4
votes

I am trying to compute if a sparse matrix I am operating on is positive definite. For this I am trying to use the sylvester criterion, meaning that the leading minors are positive.

To calculate the determinant of the matrix I am constructing a sparseLU solver of each block of the matrix, which can then give me the determinant of the matrix. But starting from a certain dimension (around 130*130) I am getting the result that all determinants are 0. This is not some special dimension in my problem (the matrix has blocks of 32*32) so I am believing this issue is related to some truncation algorithm applied by Eigen with determinants simply falling below some thresholds.

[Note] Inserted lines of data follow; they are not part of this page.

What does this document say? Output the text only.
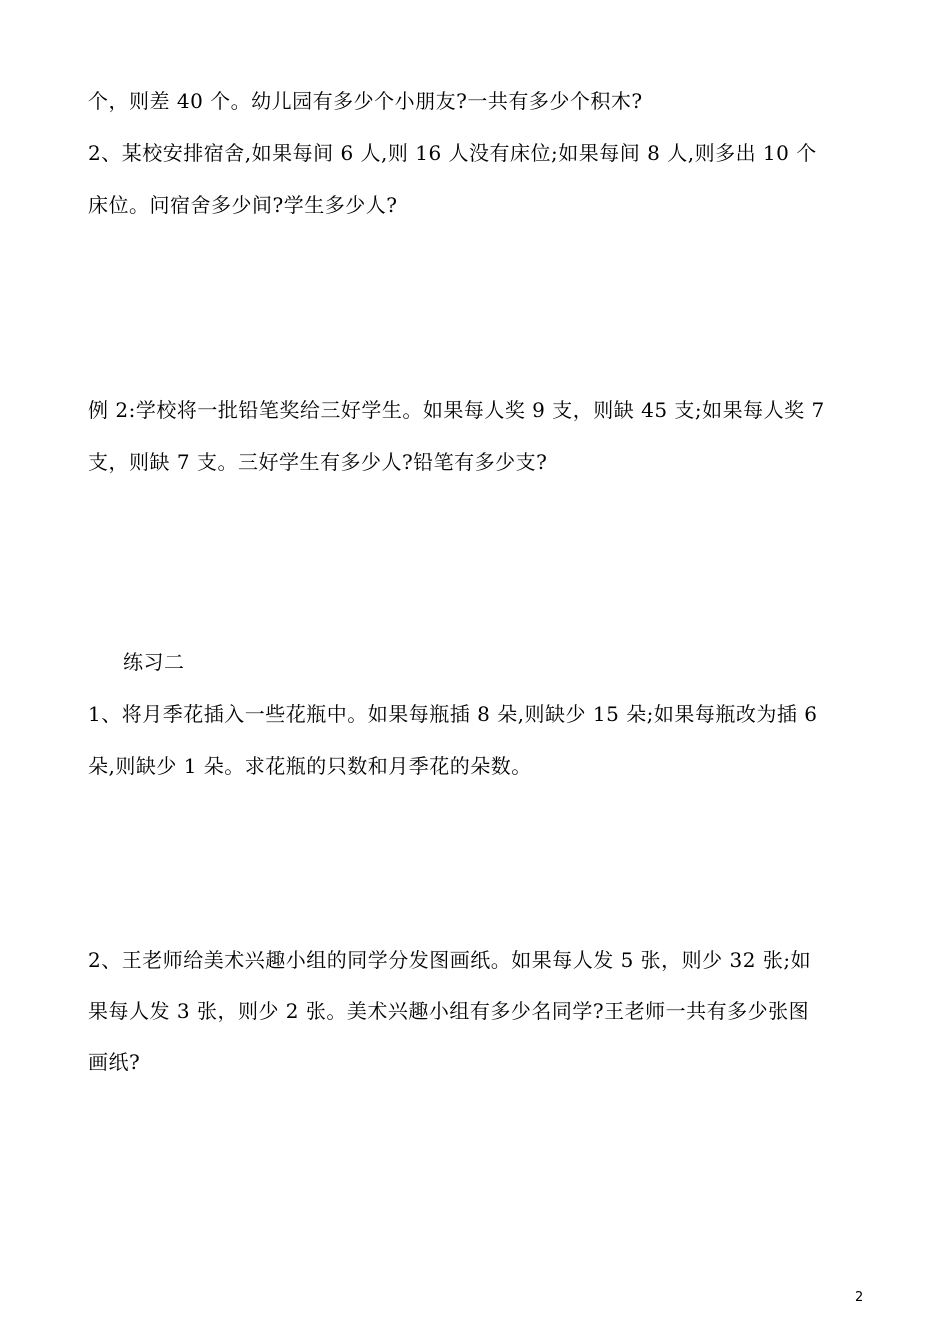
个，则差 40 个。幼儿园有多少个小朋友?一共有多少个积木?
2、某校安排宿舍,如果每间 6 人,则 16 人没有床位;如果每间 8 人,则多出 10 个
床位。问宿舍多少间?学生多少人?
例 2:学校将一批铅笔奖给三好学生。如果每人奖 9 支，则缺 45 支;如果每人奖 7
支，则缺 7 支。三好学生有多少人?铅笔有多少支?
练习二
1、将月季花插入一些花瓶中。如果每瓶插 8 朵,则缺少 15 朵;如果每瓶改为插 6
朵,则缺少 1 朵。求花瓶的只数和月季花的朵数。
2、王老师给美术兴趣小组的同学分发图画纸。如果每人发 5 张，则少 32 张;如
果每人发 3 张，则少 2 张。美术兴趣小组有多少名同学?王老师一共有多少张图
画纸?
2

My search for such a mechanism has resulted in no decent results. My matrix has dimensions of around 16k*16k and all non-zero elements are on the on the 96 elements near the diagonal.

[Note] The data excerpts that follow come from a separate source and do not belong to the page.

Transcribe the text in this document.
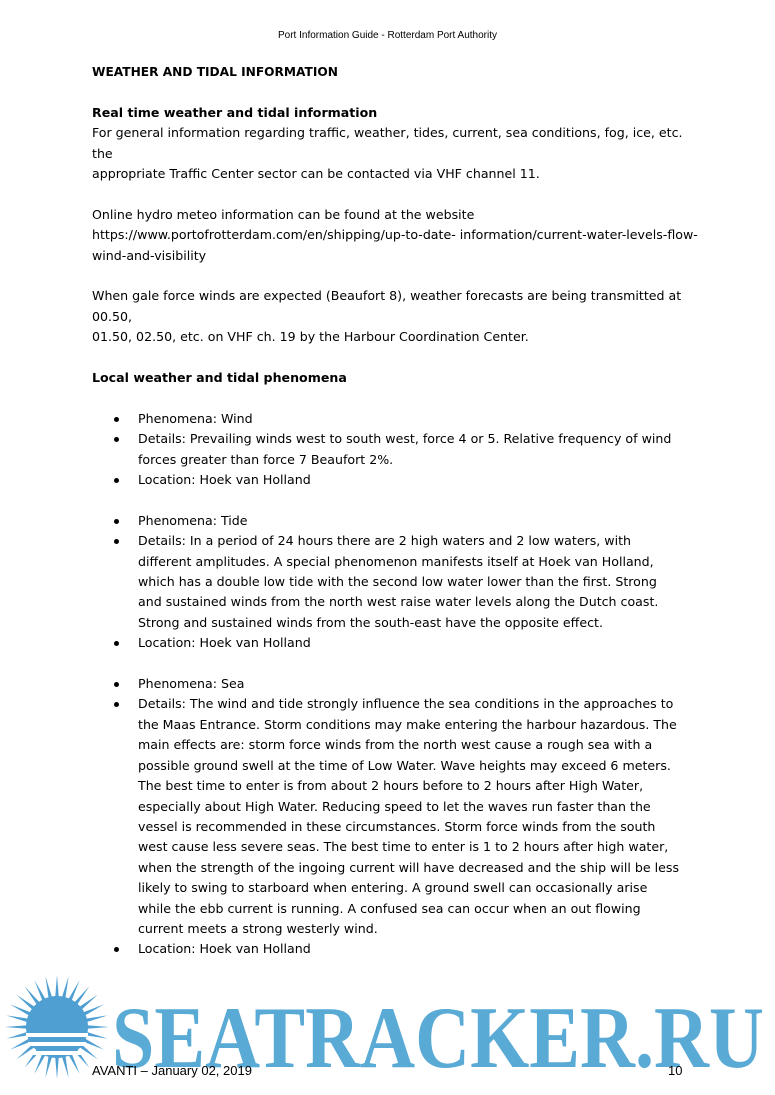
Port Information Guide - Rotterdam Port Authority

WEATHER AND TIDAL INFORMATION

Real time weather and tidal information

For general information regarding traffic, weather, tides, current, sea conditions, fog, ice, etc. the

appropriate Traffic Center sector can be contacted via VHF channel 11.

Online hydro meteo information can be found at the website

https://www.portofrotterdam.com/en/shipping/up-to-date- information/current-water-levels-flow-

wind-and-visibility

When gale force winds are expected (Beaufort 8), weather forecasts are being transmitted at 00.50,

01.50, 02.50, etc. on VHF ch. 19 by the Harbour Coordination Center.

Local weather and tidal phenomena

Phenomena: Wind
Details: Prevailing winds west to south west, force 4 or 5. Relative frequency of wind forces greater than force 7 Beaufort 2%.
Location: Hoek van Holland
Phenomena: Tide
Details: In a period of 24 hours there are 2 high waters and 2 low waters, with different amplitudes. A special phenomenon manifests itself at Hoek van Holland, which has a double low tide with the second low water lower than the first. Strong and sustained winds from the north west raise water levels along the Dutch coast. Strong and sustained winds from the south-east have the opposite effect.
Location: Hoek van Holland
Phenomena: Sea
Details: The wind and tide strongly influence the sea conditions in the approaches to the Maas Entrance. Storm conditions may make entering the harbour hazardous. The main effects are: storm force winds from the north west cause a rough sea with a possible ground swell at the time of Low Water. Wave heights may exceed 6 meters. The best time to enter is from about 2 hours before to 2 hours after High Water, especially about High Water. Reducing speed to let the waves run faster than the vessel is recommended in these circumstances. Storm force winds from the south west cause less severe seas. The best time to enter is 1 to 2 hours after high water, when the strength of the ingoing current will have decreased and the ship will be less likely to swing to starboard when entering. A ground swell can occasionally arise while the ebb current is running. A confused sea can occur when an out flowing current meets a strong westerly wind.
Location: Hoek van Holland
SEATRACKER.RU
AVANTI – January 02, 2019	10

Is any truncation mechanism implemented in Eigen and can I control its thresholds somehow?

1
It can be a little careless, but can't you just wait for the algorithm that requires a positive definite matrix to fail?Bathsheba
All sparse matrix solver available in Eigen which require the matrix to be positive definite also require the matrix to be symmetric, which mine is notlazyguy
For such big matrices, even sparse, accumulation of rounding errors can be terrible. Have you tried using longer types ?Damien
I am already using doubles and my compiler doesn't support any larger types, but @chtz gave the answer I neededlazyguy

1 Answers

3
votes

This is very likely due to underflow, i.e., the determinant is calculated as a product of lots of numbers smaller than 1.0. If you calculate the product of 130 values around 0.5 you are near the border of what can be represented with single precision floats.

You can use the methods logAbsDeterminant and signDeterminant to get meaningful results.